“I colori del tempo”: il film di Cédric Klapisch dipinge Parigi tra memoria e modernità

Muovendosi tra impressionismo e digitale, Klapisch racconta il progresso e il cambiamento dalla Belle Époque ai giorni nostri. Qui una clip dal film

Cédric Klapisch, regista amato per il suo sguardo umano e ironico sul presente, torna con I colori del tempo, dal 13 novembre 2025 al cinema con Teodora Film. È il suo primo film in selezione ufficiale al Festival di Cannes, è in patria già un successo di pubblico. Un’opera che attraversa le epoche, unendo la Parigi della Belle Époque a quella di oggi, riflettendo sul modo in cui le immagini – fotografiche, pittoriche, digitali – costruiscono la nostra memoria collettiva.

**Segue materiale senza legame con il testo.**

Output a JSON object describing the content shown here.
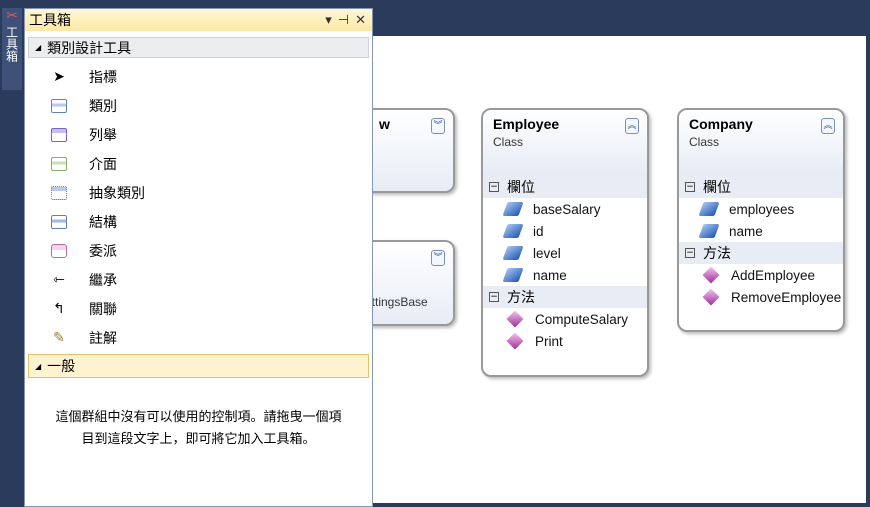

Un film a cavallo tra Ottocento e Novecento

Il punto di partenza è una misteriosa eredità: in una Francia contemporanea sempre più standardizzata, un gruppo di sconosciuti viene convocato per discutere del lascito di Adèle Meunier, una donna vissuta a cavallo tra Ottocento e Novecento. Frugando tra vecchie fotografie, lettere e dipinti, i discendenti ricompongono la storia di un’antenata intraprendente, immersa nel cuore pulsante dell’Impressionismo. È così che Klapisch orchestra un doppio racconto: la vita di Adèle e quella dei suoi eredi, legati da un’unica domanda – come rappresentare il reale, ieri come oggi?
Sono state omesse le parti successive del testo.